A Snapshot of European Co-operative Banking
18 april 2016 | 1 min lezen
In ‘A Snapshot of European Co-operative Banking’ schetst Hans Groeneveld, hoogleraar financiële coöperaties bij TIAS School for Business and Society, de prestaties van vijftien coöperatieve bankengroepen in tien Europese landen op basis van een aantal financiële indicatoren. Hun – gemiddelde – performance wordt afgezet tegen die van de gehele bankensector in diezelfde landen.

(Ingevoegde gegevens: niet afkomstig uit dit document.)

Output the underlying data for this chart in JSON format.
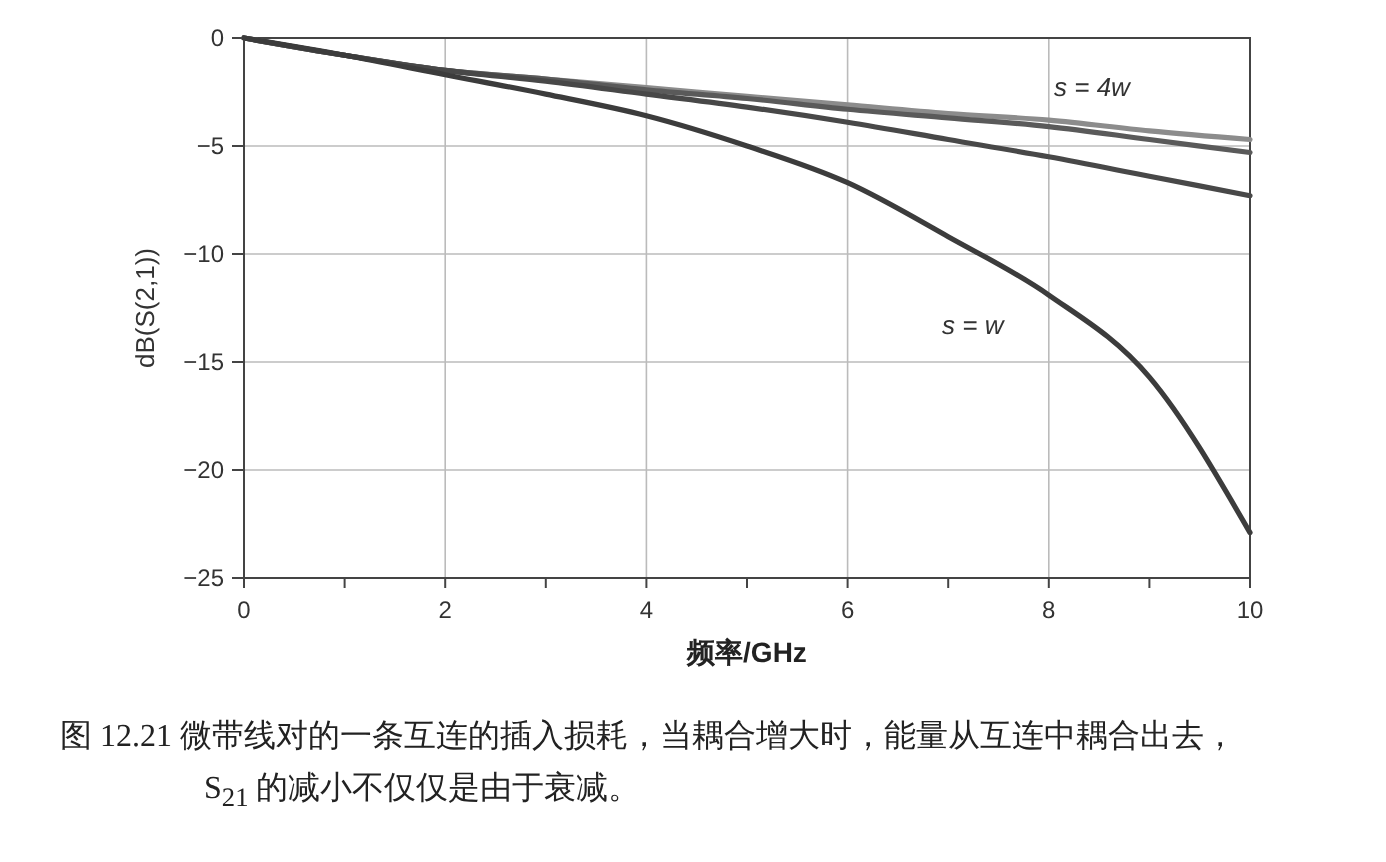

Dual-bottom line organisaties
De focus ligt op de situatie in 2014, omdat de cijfers van sommige coöperatieve bankengroepen én de geaggregeerde data van nationale banksystemen pas met een fikse vertraging beschikbaar komen. Overigens kunnen de prestaties van coöperatieve banken niet alleen aan de hand van financiële indicatoren worden gemeten. Zij streven doorgaans ook sociaal-maatschappelijke doelstellingen – ten behoeve van hun leden en klanten – na. Zij worden dan ook wel als ‘dual-bottom line’ organisaties aangeduid. Bovendien kent het ‘prestatieconcept’ veel andere dimensies naast de financiële.
Groei
Het rapport concludeert dat de lange termijn trend van ledengroei zich in 2014 heeft voortgezet. Alle coöperatieve bankengroepen tezamen verwelkomden 1,3 miljoen nieuwe leden. De leden-bevolking ratio kwam voor het eerst in de geschiedenis uit boven de 18. Saillant is ook dat de totale activa en (retail)leningen van coöperatieve banken minder grote fluctuaties dan die van de gehele bankensector vertonen. Coöperatieve banken dempen de conjuncturele schommelingen met andere woorden. Dit komt mede doordat de balansstructuur van coöperatieve banken afwijkt van die van alle andere banken.
Retailbankieren
Coöperatieve banken zijn sterker op retailbankieren gericht, dat doorgaans stabielere inkomsten genereert dan andere bancaire activiteiten. Zij financieren zich verhoudingsgewijs ook meer met spaargeld en deposito’s. De gemiddelde return on equity (ROE) van alle coöperatieve banken was in de periode 2002-2014 aanzienlijk stabieler én gemiddeld hoger dan die van de gehele bankensector. In 2014 lag de ROE van coöperatieve banken op gemiddeld 4%, wat flink hoger was dan de ROE van 1,6% voor alle banken tezamen. Ook in termen van efficiëntie presteerden coöperatieve banken in 2014 relatief goed. Ten opzichte van 2013 daalde hun gemiddelde cost-income ratio met 4 procentpunten tot net onder de 60. De gemiddelde cost-income ratio van de totale bankensector bedroeg in 2014 circa 63. Tot slot waren coöperatieve banken in 2014 – iets – beter gekapitaliseerd, afgemeten aan de gemiddelde Tier 1 ratio, dan de gezamenlijke bankensector in alle Europese landen. In 2014 kwam de gemiddelde Tier 1 ratio van coöperatieve banken en de gehele bankensector uit op respectievelijk 13,1 en 12,7.
Belang van diversiteit
Een belangrijke ‘meta’-conclusie uit deze gepresenteerde financiële kengetallen is dat de performance van coöperatieve banken in vrijwel alle jaren significant afwijkt van die van alle andere banken. Dit gegeven onderstreept het grote belang van diversiteit in organisatiemodellen voor gezonde concurrentie én stabiliteit in nationale banksystemen.